Para mí, el congreso Vuelta a la ciudad lacustre, al que convocaron el gobierno del Distrito Federal y la Facultad de Arquitectura de la UNAM para estos días, 9 y 10 de noviembre, no pudo haber sido más oportuno. En cambio, para el secretario de Comunicaciones y Transporte y el director de Aeronáutica Civil, debe haber resultado como una coz en el estómago.

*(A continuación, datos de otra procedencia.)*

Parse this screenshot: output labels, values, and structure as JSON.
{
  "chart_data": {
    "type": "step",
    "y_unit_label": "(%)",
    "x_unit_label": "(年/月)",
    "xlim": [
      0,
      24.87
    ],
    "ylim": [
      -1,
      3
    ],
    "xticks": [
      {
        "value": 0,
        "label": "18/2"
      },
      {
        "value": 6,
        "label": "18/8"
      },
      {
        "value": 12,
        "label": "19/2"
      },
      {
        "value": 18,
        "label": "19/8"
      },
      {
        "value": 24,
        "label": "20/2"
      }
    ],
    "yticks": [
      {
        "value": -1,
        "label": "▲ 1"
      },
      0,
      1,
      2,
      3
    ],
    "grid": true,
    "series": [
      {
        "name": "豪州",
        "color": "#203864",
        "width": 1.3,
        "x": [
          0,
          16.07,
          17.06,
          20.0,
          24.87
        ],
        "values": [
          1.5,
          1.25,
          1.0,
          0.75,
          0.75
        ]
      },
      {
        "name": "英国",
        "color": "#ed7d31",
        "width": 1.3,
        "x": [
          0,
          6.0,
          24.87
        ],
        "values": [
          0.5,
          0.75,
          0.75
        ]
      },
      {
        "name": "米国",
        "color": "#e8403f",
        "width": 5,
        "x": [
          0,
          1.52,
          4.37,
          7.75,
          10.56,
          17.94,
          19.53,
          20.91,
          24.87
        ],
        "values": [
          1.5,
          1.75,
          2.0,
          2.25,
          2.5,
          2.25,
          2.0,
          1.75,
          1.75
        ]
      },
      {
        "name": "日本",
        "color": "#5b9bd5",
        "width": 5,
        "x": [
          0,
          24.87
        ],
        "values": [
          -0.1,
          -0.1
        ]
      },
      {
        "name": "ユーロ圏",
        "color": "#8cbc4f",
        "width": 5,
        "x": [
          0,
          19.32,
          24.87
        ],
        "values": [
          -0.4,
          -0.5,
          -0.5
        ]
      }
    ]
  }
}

En efecto, mientras en la convocatoria del congreso se habla de la recuperación posible y deseable de la cuenca hidrológica de México, reinundando catorce mil hectáreas del lago de Texcoco, los funcionarios habían hecho el anuncio --apenas el 22 de octubre último-- de que el (inaplazable) nuevo aeropuerto de la ciudad de México, será construido precisamente en el viejo lago. Según esto, la opción hidalguense --Tizayuca u otro sitio-- fue desechada por su mayor lejanía y costo. Son, obviamente, dos argumentos válidos: hace ya 14 años, nos habían dicho lo mismo. Pero miremos el otro lado de la moneda:
El antiguo Plan Texcoco, concebido por don Nabor Carrillo, preveía la recuperación parcial del vaso lacustre, la creación de áreas boscosas y zonas de pastoreo, y otras acciones de rescate ecológico que escapan a mi memoria. De acuerdo con ese plan, las lluvias que caen sobre la mancha urbana serían en buena parte conducidas hasta allí, al igual que una fracción de sus aguas negras, luego de un tratamiento adecuado. Las autoridades de entonces no entendieron las enormes virtudes del proyecto. Si lo hubieran hecho, hoy tendríamos allí un sistema ecológico equilibrado; las inundaciones que padecemos se habrían reducido grandemente y los mantos acuíferos se recargarían en forma paulatina, disminuyendo la sed y el hundimiento de la metrópoli. Además, contaríamos con un sitio excepcional de esparcimiento, y hubiéramos visto renacer el paisaje singular y la perdida identidad geográfica del valle.
También la flora y la fauna renacerían; de hecho, en esto radica el mayor triunfo del pequeño fragmento del Plan Texcoco que se puso en marcha. Pese a sus limitaciones, en esas aguas salobres perviven las últimas poblaciones del pato mexicano (Anas platyrhynchos diazi) y el ajolote (Ambystoma tigrinum velasci), y nada menos que 92 especies de aves acuáticas migratorias han reencontrado allí un cuartel de invierno. Hay, además, un pez único, varios anfibios y reptiles, y todavía se encuentran los alimentos de nuestros antepasados: el ahuantle (huevecillos de insectos), el acocil (camaroncitos), el poshi (insectos acuáticos). ¿Qué va a quedar de esta riqueza si invadimos lo poco de su casa que le hemos dejado?
Desde mi punto de vista, hacer el aeropuerto en Texcoco es una pésima opción, pero me gustaría saber qué porcentaje de los mil 200 millones de dólares que, según los funcionarios, va a costar la primera etapa de las instalaciones, fueron invertidos en averiguarlo. No es sólo la fauna quien está en riesgo: todos sabemos de la gravísima contaminación atmosférica y acústica que acarrean los grandes aeropuertos, que en este caso sería más dañina por su vecindad con áreas habitadas.
Resumiendo: a mediano plazo, podemos volver a tener en Texcoco un importante reducto de la naturaleza, un elemento que mejore el clima y la calidad de vida de millones de personas, una fuente de bienestar y de orgullo. Estas cosas no se ponen en la balanza de los funcionarios pues su valor, siendo infinito, no se mide en dólares. Se dice (y lo deseo) que el ecocidio será tipificado como delito en la nueva Ley Ambiental del Distrito Federal. Yo espero que todos evitemos que se consume el atentado, pero de no ser así, espero que sus autores sean los primeros a quienes castigue la nueva legislación.